La Suisse est le dernier pays en date à sévir contre les vapes jetables après que le Sénat suisse a voté en faveur d’une interdiction de leur vente.
La décision soutient une motion précédemment adoptée par la Chambre des représentants. Elle met le pays sur la voie de l’interdiction des vapes à usage unique, malgré les inquiétudes croissantes des experts en santé publique et des défenseurs des consommateurs.
Cette décision s’inscrit dans le cadre d’une tendance européenne plus large visant à cibler les vapes jetables, en grande partie en réponse aux craintes concernant l’adhésion des jeunes et l’impact sur l’environnement. Mais les critiques mettent en garde les législateurs contre le risque de supprimer des outils de réduction des risques qui ont fait leurs preuves et qui aident les fumeurs adultes à arrêter de fumer.
Les vapes jetables sont légalement disponibles en Suisse depuis 2020. Elles ont depuis gagné en popularité, notamment auprès des fumeurs adultes à la recherche d’une alternative moins nocive aux cigarettes traditionnelles.
Public Health England (aujourd’hui Office for Health Improvement and Disparities) a déjà estimé que le vapotage est au moins 95 % moins nocif que le tabagisme, et des études récentes montrent que les produits jetables sont l’un des outils les plus efficaces pour aider les fumeurs à arrêter de fumer.
L’attrait pour les jeunes et les préoccupations environnementales
Cependant, les politiciens suisses qui soutiennent l’interdiction se concentrent sur l’attrait pour les jeunes et les préoccupations environnementales.

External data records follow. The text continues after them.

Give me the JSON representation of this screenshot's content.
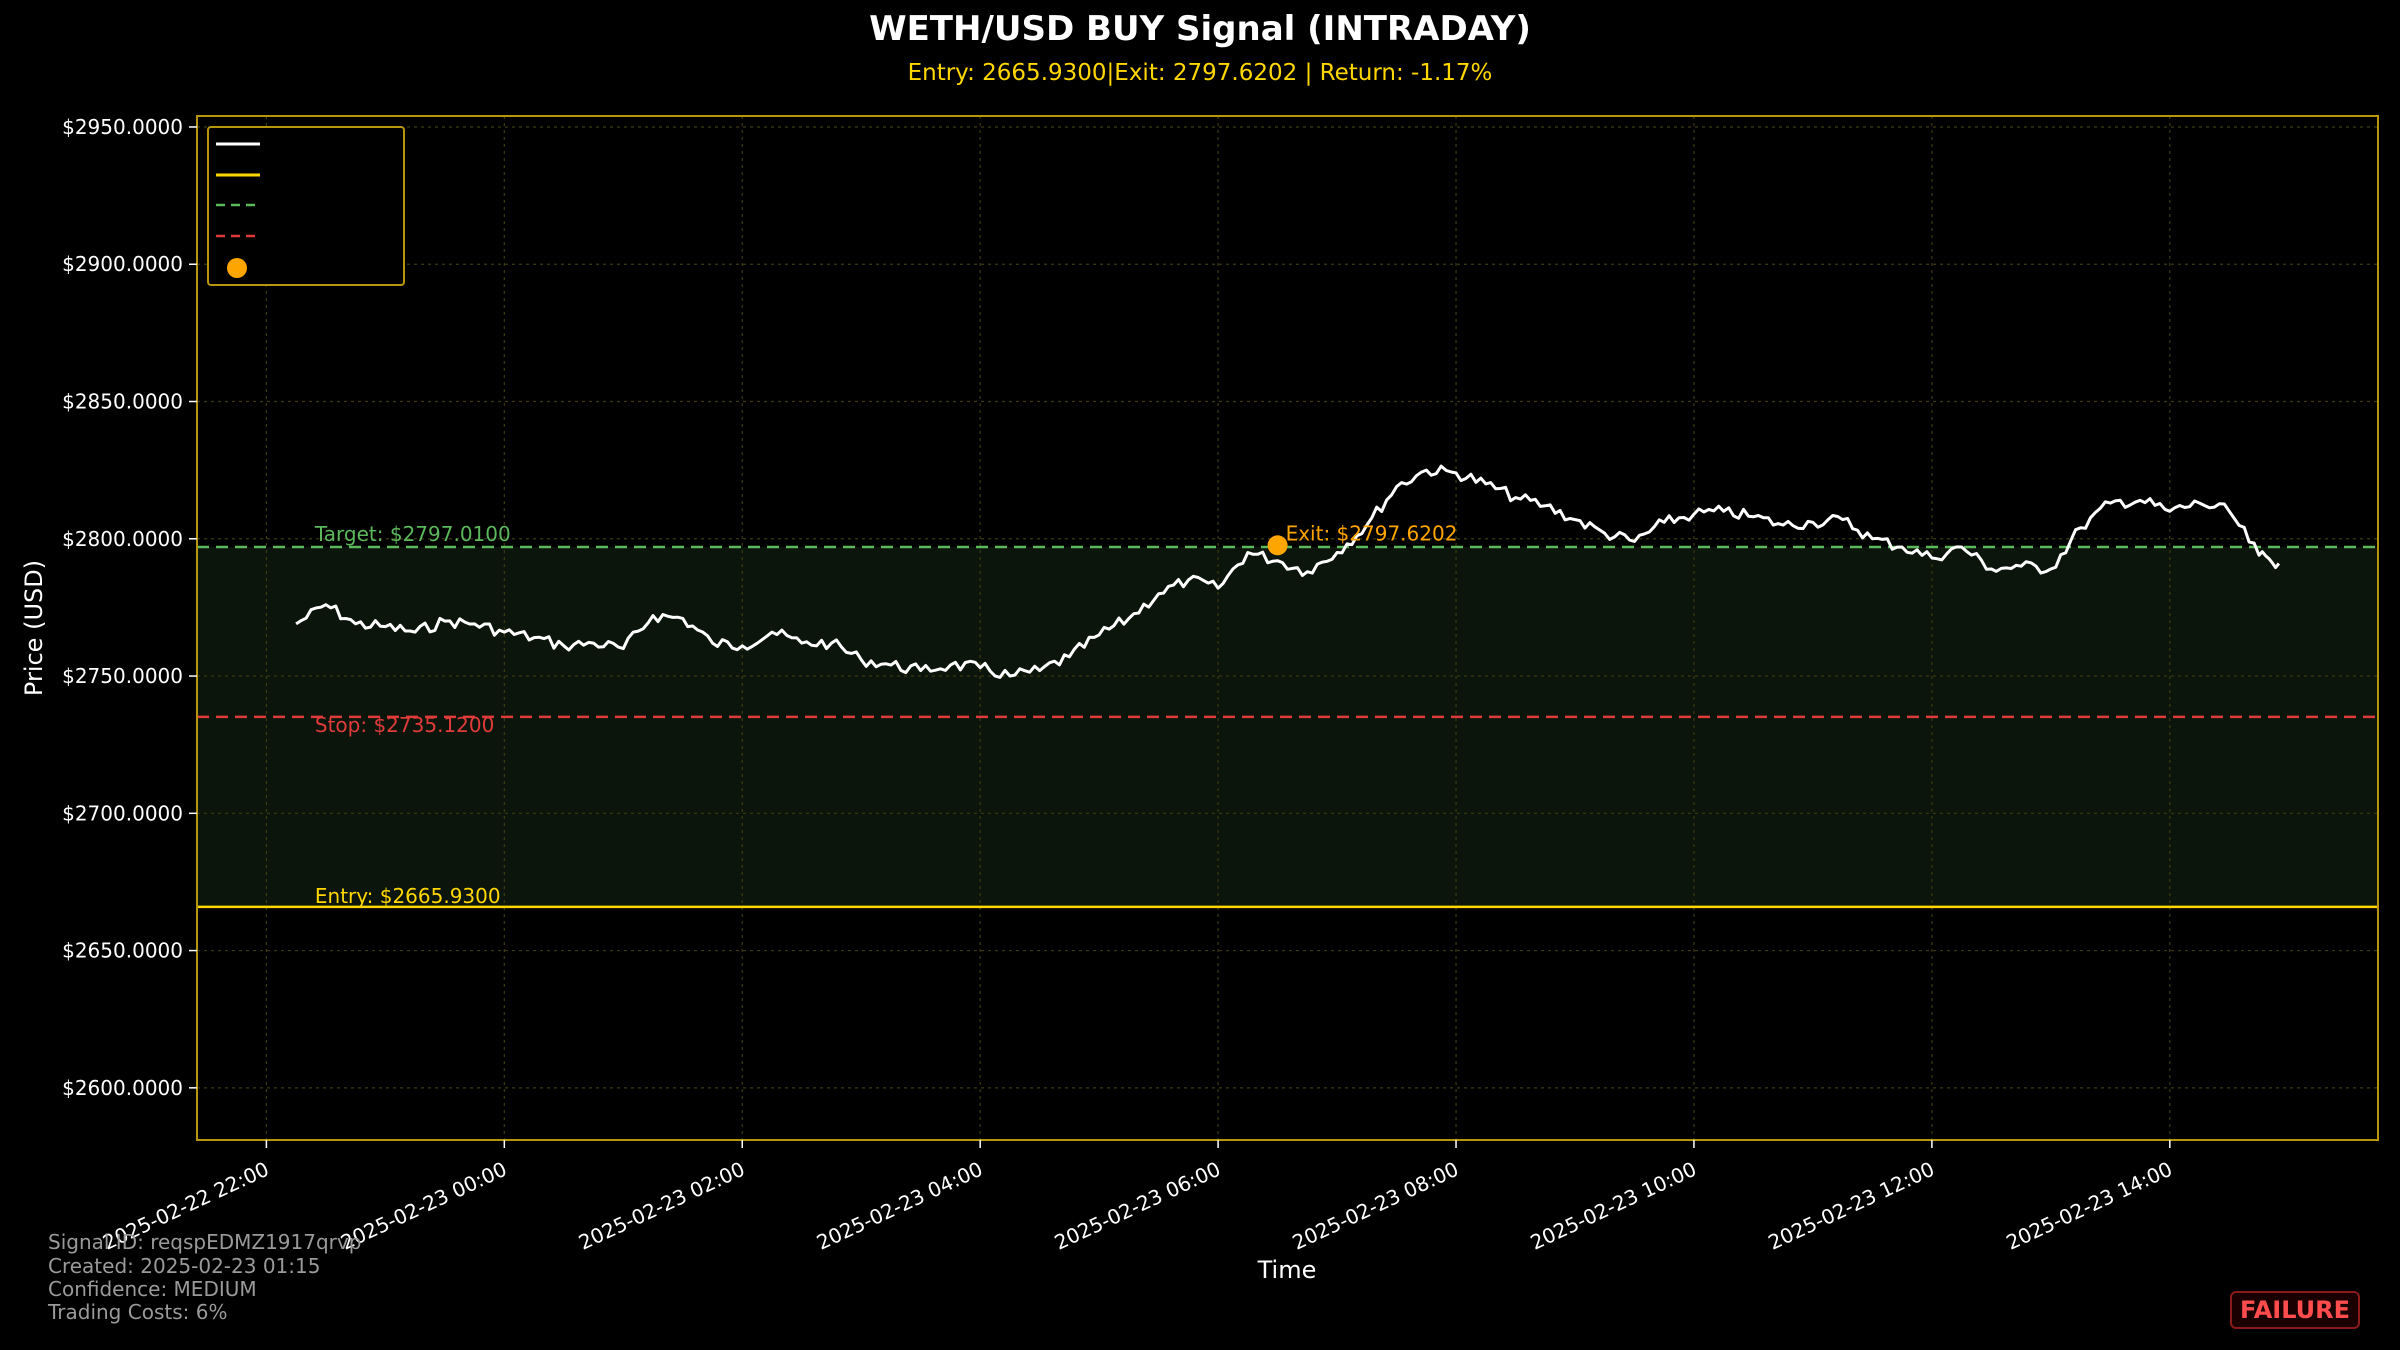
{
  "chart_data": {
    "type": "line",
    "title": "WETH/USD BUY Signal (INTRADAY)",
    "subtitle": "Entry: 2665.9300|Exit: 2797.6202 | Return: -1.17%",
    "xlabel": "Time",
    "ylabel": "Price (USD)",
    "x_ticks": [
      "2025-02-22 22:00",
      "2025-02-23 00:00",
      "2025-02-23 02:00",
      "2025-02-23 04:00",
      "2025-02-23 06:00",
      "2025-02-23 08:00",
      "2025-02-23 10:00",
      "2025-02-23 12:00",
      "2025-02-23 14:00"
    ],
    "y_ticks": [
      "$2600.0000",
      "$2650.0000",
      "$2700.0000",
      "$2750.0000",
      "$2800.0000",
      "$2850.0000",
      "$2900.0000",
      "$2950.0000"
    ],
    "ylim": [
      2581,
      2954
    ],
    "xlim": [
      "2025-02-22 21:25",
      "2025-02-23 15:45"
    ],
    "grid": true,
    "legend_placement": "upper left",
    "colors": {
      "price": "#ffffff",
      "entry": "#FFD700",
      "target": "#5cb85c",
      "stop": "#e03b3b",
      "exit_marker": "#FFA500",
      "frame": "#b8960b",
      "zone": "#0b150b"
    },
    "levels": {
      "entry": 2665.93,
      "target": 2797.01,
      "stop": 2735.12
    },
    "level_labels": {
      "target": "Target: $2797.0100",
      "stop": "Stop: $2735.1200",
      "entry": "Entry: $2665.9300",
      "exit": "Exit: $2797.6202"
    },
    "exit_point": {
      "x": "2025-02-23 06:30",
      "y": 2797.62
    },
    "series": [
      {
        "x": [
          "2025-02-22 22:15",
          "2025-02-22 22:30",
          "2025-02-22 22:45",
          "2025-02-22 23:00",
          "2025-02-22 23:15",
          "2025-02-22 23:30",
          "2025-02-22 23:45",
          "2025-02-23 00:00",
          "2025-02-23 00:15",
          "2025-02-23 00:30",
          "2025-02-23 00:45",
          "2025-02-23 01:00",
          "2025-02-23 01:15",
          "2025-02-23 01:30",
          "2025-02-23 01:45",
          "2025-02-23 02:00",
          "2025-02-23 02:15",
          "2025-02-23 02:30",
          "2025-02-23 02:45",
          "2025-02-23 03:00",
          "2025-02-23 03:15",
          "2025-02-23 03:30",
          "2025-02-23 03:45",
          "2025-02-23 04:00",
          "2025-02-23 04:15",
          "2025-02-23 04:30",
          "2025-02-23 04:45",
          "2025-02-23 05:00",
          "2025-02-23 05:15",
          "2025-02-23 05:30",
          "2025-02-23 05:45",
          "2025-02-23 06:00",
          "2025-02-23 06:15",
          "2025-02-23 06:30",
          "2025-02-23 06:45",
          "2025-02-23 07:00",
          "2025-02-23 07:15",
          "2025-02-23 07:30",
          "2025-02-23 07:45",
          "2025-02-23 08:00",
          "2025-02-23 08:15",
          "2025-02-23 08:30",
          "2025-02-23 08:45",
          "2025-02-23 09:00",
          "2025-02-23 09:15",
          "2025-02-23 09:30",
          "2025-02-23 09:45",
          "2025-02-23 10:00",
          "2025-02-23 10:15",
          "2025-02-23 10:30",
          "2025-02-23 10:45",
          "2025-02-23 11:00",
          "2025-02-23 11:15",
          "2025-02-23 11:30",
          "2025-02-23 11:45",
          "2025-02-23 12:00",
          "2025-02-23 12:15",
          "2025-02-23 12:30",
          "2025-02-23 12:45",
          "2025-02-23 13:00",
          "2025-02-23 13:15",
          "2025-02-23 13:30",
          "2025-02-23 13:45",
          "2025-02-23 14:00",
          "2025-02-23 14:15",
          "2025-02-23 14:30",
          "2025-02-23 14:45",
          "2025-02-23 14:55"
        ],
        "values": [
          2769,
          2776,
          2769,
          2768,
          2766,
          2770,
          2769,
          2766,
          2764,
          2761,
          2762,
          2760,
          2772,
          2771,
          2762,
          2761,
          2766,
          2762,
          2762,
          2756,
          2754,
          2752,
          2754,
          2753,
          2750,
          2752,
          2757,
          2765,
          2771,
          2780,
          2785,
          2782,
          2795,
          2792,
          2788,
          2795,
          2805,
          2819,
          2825,
          2824,
          2820,
          2815,
          2812,
          2807,
          2802,
          2799,
          2806,
          2809,
          2810,
          2808,
          2805,
          2806,
          2807,
          2800,
          2797,
          2793,
          2797,
          2789,
          2790,
          2789,
          2804,
          2813,
          2814,
          2810,
          2813,
          2810,
          2794,
          2791
        ]
      }
    ]
  },
  "footer": {
    "signal_id": "Signal ID: reqspEDMZ1917qrvp",
    "created": "Created: 2025-02-23 01:15",
    "confidence": "Confidence: MEDIUM",
    "trading_costs": "Trading Costs: 6%"
  },
  "status": {
    "label": "FAILURE",
    "color": "#ff4d4d"
  }
}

Le député écologiste Christophe Clivaz, qui a présenté la motion, a déclaré que la tendance était en hausse chez les jeunes et que certains produits jetables dépassaient la limite légale de 20 mg/ml de nicotine. « Ils contiennent de la nicotine sous forme de sel de nicotine, qui n’est pas plus dangereuse que la nicotine, mais qui crée une plus grande dépendance », a-t-il déclaré.
La sociale-démocrate Flavia Wasserfallen s’est fait l’écho de ces préoccupations, arguant que les arômes et le design coloré des produits jetables attirent les adolescents. Elle a ajouté : « Les vapes présentent des risques pour la santé, nuisent à l’environnement et entraînent des coûts pour tout le monde ».
Les critiques affirment que l’interdiction des produits jetables risque de faire plus de mal que de bien. En supprimant un outil efficace pour arrêter de fumer, l’interdiction pourrait inciter les adultes à revenir aux cigarettes ou aux produits non réglementés du marché noir.
Le Conseil fédéral suisse s’est d’abord opposé à l’interdiction, avertissant qu’elle créerait des « obstacles techniques au commerce ». Hannes Germann, député de l’Union démocratique du centre (UDC), s’est rallié à cette position et a préconisé une approche plus pragmatique, déclarant : « La Suisse ne doit pas faire cavalier seul » : « La Suisse ne doit pas faire cavalier seul.
Adopté de justesse
La ministre de la santé, Elisabeth Baume-Schneider, a finalement soutenu la décision, citant des interdictions similaires en France, au Royaume-Uni et dans des cantons suisses comme le Valais et le Jura. Elle a toutefois admis que les propositions alternatives, telles que l’augmentation des taxes ou la suppression des incitations, « n’auraient pas le même effet ».
En fin de compte, la motion a été adoptée de justesse par 19 voix contre 11, les membres du centre-droit et du Parti populaire s’étant largement opposés à la mesure.
Au Royaume-Uni, les critiques avertissent que la nouvelle interdiction des produits jetables – qui est entrée en vigueur le 1er juin – pourrait inciter de nombreux adultes ex-fumeurs à revenir à la cigarette et rendre le vapotage moins accessible aux groupes à faible revenu qui comptent sur la simplicité et le caractère abordable des produits jetables.
En revanche, la Suède a adopté une approche pragmatique, fondée sur la réduction des risques, en adoptant des alternatives réglementées à la nicotine, telles que le vapotage et le snus.
Cette stratégie a permis au pays d’atteindre les taux de tabagisme les plus bas d’Europe. Il est récemment devenu la première nation officiellement « sans tabac » au monde, avec des taux de tabagisme quotidiens inférieurs à 5 %.